Shares of the company, which is in the middle of a takeover battle between India's Tata Steel and Brazil's CSN, closed at 530.5 pence on Friday and at current market price could make the shareholding employees millionaires overnight.
The UK Takeover Panel has set a January 30 deadline for the two suitors to come up with revised bids for the Anglo-Dutch steel maker and that if a competition situation continues, the winner would be decided through an auction.
Though Corus workers may not be allowed to attend the EGM in their capacity as employees, those holding on to the shares purchased in 2002 might come -- to walk out, probably with a windfall worth millions.
Old-timers in London's share brokerage industry say thousands of workers were seen queuing round local share shops near Corus' Port Talbot steel plant in early 2002 to buy the shares, which were being sold at as low as 3.5 pence a share.
Things have changed since then. Corus is no more in financial crisis, its net profit nearly tripled in the latest quarter.
At the EGM, the factory workers would rub shoulders with the company's high-profile institutional investors, who make up for about 90 per cent of the total shareholders and have affiliations with big names like Standard Life, UBS, Barclays, Goldman Sachs and Lehman Brothers.
The EGM, to decide on Indian steel giant Tata Steel's 4.7 billion pounds offer, was however adjourned in the light of a higher bid of 4.9 billion pounds from Brazil's CSN earlier this month.
After adjusting for a five-time share consolidation executed since the lows of 2002, the loyal workers, who have held onto their shares, are sitting on a huge return of about 30 times their original investment.
Many of them could even walk out as millionaires, depending on the quantity of their shareholding, while as an icing on the cake, both the bidders have assured to safeguard jobs and other benefits for the employees.
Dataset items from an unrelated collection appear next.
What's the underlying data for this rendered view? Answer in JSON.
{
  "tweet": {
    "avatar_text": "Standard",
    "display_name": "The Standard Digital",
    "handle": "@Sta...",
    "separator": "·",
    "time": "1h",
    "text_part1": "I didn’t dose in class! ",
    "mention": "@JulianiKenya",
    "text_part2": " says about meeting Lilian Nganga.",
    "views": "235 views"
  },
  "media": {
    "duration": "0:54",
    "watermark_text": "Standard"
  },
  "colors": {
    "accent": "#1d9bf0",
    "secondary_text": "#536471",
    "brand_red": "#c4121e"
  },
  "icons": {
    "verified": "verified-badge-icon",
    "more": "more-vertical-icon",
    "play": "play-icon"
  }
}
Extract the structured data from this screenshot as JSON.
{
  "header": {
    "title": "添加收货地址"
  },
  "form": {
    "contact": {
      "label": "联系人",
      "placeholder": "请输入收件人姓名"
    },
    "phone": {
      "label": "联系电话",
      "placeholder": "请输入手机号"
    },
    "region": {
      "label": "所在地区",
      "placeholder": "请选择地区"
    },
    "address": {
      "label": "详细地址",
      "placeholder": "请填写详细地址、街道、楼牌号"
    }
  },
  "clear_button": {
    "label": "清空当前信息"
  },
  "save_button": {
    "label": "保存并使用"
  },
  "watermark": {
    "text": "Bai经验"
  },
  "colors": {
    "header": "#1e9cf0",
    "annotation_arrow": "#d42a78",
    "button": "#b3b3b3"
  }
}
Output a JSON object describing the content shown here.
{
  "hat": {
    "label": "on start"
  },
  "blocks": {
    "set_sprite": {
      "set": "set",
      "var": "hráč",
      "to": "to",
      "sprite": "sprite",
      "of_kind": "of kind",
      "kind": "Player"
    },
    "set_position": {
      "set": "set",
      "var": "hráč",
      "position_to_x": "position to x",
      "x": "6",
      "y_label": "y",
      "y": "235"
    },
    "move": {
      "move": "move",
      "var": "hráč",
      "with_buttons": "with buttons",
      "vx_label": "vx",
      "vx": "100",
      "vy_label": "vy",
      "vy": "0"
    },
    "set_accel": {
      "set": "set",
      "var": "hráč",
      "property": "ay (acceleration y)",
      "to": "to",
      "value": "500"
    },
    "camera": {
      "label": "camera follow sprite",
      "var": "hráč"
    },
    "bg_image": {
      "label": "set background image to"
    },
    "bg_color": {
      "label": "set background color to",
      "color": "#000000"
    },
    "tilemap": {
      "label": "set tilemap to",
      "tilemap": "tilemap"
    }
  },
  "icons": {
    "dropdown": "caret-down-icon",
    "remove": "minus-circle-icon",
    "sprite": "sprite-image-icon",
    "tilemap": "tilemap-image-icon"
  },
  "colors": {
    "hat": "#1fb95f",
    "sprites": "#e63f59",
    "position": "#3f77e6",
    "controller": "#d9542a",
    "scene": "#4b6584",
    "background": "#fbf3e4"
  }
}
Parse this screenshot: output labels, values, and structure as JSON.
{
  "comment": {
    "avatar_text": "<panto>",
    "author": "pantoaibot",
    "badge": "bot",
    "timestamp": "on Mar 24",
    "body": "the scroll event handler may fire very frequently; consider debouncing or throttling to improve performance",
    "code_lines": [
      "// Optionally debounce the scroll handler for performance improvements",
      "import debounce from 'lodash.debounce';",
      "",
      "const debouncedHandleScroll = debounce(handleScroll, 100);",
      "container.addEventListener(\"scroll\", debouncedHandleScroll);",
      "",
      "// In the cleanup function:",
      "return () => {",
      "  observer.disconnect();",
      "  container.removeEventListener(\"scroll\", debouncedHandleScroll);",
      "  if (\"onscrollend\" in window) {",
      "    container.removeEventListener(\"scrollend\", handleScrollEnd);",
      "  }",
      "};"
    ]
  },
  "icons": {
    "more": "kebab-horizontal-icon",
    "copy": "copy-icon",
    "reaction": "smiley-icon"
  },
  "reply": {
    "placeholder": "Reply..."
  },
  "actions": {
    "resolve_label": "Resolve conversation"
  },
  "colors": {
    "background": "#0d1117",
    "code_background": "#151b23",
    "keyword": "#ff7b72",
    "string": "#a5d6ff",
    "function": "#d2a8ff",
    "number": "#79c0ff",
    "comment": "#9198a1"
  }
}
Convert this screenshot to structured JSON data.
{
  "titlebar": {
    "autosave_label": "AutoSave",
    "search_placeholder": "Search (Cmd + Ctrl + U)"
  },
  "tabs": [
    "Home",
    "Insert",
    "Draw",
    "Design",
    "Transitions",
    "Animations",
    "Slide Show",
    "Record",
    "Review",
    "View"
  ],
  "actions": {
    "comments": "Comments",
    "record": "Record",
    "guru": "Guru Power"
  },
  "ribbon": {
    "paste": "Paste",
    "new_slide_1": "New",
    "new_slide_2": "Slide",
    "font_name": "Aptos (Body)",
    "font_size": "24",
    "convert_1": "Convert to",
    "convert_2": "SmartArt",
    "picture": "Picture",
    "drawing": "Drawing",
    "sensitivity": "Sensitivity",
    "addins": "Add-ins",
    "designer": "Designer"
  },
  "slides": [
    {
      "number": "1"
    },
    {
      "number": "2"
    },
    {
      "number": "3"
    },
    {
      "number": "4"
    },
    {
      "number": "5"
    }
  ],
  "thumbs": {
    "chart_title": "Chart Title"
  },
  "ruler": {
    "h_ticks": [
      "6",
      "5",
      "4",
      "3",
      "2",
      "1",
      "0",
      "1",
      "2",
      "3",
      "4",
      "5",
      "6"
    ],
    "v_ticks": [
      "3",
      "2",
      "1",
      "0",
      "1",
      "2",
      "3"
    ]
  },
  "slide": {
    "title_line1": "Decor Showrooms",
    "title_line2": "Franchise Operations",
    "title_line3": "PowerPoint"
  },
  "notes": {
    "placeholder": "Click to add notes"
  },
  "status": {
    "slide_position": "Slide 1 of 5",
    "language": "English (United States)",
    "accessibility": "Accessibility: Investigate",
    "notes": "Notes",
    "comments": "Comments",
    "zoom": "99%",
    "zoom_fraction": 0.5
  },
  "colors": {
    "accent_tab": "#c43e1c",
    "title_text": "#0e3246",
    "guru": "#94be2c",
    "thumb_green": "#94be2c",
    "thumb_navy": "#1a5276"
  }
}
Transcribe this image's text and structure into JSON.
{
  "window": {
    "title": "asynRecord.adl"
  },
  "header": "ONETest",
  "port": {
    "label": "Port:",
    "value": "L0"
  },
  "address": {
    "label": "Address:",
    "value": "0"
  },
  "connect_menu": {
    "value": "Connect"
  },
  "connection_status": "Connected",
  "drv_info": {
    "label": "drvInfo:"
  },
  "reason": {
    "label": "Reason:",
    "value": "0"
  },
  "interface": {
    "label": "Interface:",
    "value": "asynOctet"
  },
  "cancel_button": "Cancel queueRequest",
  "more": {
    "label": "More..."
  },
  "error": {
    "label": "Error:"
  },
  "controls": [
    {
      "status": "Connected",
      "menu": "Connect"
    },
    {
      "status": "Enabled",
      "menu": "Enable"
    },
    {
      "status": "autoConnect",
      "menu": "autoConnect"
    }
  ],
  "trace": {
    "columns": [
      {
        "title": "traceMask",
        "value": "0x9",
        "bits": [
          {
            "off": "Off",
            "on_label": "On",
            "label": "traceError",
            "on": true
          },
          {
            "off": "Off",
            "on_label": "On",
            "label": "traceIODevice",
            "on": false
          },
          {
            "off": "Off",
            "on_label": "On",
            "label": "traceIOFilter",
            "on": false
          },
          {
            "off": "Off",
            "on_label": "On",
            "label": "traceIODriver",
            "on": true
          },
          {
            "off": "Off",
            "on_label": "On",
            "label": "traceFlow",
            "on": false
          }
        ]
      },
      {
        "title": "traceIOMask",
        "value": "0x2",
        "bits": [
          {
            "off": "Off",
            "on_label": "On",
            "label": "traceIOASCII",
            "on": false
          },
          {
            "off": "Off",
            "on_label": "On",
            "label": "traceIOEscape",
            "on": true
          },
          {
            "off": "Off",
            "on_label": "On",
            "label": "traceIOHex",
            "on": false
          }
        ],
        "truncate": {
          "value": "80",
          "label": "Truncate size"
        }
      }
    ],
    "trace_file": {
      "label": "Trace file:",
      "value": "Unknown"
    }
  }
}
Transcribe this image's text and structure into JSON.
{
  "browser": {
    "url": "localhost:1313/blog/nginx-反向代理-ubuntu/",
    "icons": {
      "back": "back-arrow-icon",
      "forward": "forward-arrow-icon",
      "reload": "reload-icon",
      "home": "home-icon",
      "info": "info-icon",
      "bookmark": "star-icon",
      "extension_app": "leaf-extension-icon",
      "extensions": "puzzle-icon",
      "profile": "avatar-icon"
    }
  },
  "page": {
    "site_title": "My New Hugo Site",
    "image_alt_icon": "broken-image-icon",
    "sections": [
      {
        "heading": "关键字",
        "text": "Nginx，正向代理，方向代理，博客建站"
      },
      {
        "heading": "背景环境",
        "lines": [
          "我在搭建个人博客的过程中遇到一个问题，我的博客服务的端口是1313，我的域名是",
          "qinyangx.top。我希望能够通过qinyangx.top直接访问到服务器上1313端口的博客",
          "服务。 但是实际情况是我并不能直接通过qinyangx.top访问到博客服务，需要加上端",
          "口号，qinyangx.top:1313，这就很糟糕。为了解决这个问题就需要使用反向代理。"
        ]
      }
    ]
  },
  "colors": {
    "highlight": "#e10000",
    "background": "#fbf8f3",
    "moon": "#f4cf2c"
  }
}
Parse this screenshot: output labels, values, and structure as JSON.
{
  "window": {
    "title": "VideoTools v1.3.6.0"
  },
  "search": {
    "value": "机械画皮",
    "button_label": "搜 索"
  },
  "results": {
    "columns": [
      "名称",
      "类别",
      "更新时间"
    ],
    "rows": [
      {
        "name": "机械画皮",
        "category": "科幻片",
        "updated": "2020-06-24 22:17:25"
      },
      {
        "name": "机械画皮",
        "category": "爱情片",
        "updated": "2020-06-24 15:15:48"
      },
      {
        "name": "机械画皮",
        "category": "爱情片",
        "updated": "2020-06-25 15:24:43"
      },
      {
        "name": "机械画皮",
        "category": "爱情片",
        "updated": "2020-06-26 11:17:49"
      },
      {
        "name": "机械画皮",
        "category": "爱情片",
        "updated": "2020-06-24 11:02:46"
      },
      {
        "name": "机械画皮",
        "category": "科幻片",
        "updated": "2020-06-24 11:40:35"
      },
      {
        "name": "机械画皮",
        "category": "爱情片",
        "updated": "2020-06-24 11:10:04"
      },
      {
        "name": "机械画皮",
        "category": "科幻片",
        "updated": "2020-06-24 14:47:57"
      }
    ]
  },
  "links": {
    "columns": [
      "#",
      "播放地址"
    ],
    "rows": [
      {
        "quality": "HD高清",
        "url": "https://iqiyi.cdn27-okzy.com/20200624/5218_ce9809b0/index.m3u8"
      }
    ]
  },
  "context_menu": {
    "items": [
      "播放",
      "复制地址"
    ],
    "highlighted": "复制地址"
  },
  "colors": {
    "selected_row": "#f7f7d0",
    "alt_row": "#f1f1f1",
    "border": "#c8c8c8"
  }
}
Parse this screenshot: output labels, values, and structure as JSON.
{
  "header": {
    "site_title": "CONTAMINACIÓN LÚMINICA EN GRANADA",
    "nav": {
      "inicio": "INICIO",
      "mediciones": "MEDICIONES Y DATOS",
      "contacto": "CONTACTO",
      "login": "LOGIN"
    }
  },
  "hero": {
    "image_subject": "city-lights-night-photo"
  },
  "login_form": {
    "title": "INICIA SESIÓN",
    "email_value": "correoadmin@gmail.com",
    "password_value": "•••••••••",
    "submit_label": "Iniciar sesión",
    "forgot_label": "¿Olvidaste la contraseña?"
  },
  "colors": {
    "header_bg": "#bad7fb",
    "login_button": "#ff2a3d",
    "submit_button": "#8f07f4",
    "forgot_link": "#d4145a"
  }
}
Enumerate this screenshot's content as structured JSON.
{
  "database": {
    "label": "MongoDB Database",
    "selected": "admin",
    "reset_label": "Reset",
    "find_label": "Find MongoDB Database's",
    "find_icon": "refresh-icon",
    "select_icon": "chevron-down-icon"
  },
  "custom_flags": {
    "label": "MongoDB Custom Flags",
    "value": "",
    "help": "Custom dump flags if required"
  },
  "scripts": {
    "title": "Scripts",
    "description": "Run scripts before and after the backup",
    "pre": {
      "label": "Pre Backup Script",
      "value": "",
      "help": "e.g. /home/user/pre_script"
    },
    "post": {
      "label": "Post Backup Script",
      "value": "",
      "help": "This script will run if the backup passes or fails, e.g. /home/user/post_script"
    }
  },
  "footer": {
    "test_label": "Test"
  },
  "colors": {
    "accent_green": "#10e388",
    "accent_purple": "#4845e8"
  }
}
A majority of workers at Corus, which has around 24,000 employees in Britain only, is understood to have accumulated a large number of company shares over the past four years -- driven by the low price as well as a share ownership scheme that allows all employees to buy shares up to the value of 125 pounds per month.
Besides, the company had offered an option to its employees in 2004 and 2005 to buy shares worth up to 15,000 pounds at market price. Making things more lucrative is a change of ownership clause in both the schemes, preventing any loss for the employees if the company is sold.
Over 15,000 employees are estimated to have taken the benefit of this special offer in 2004-05.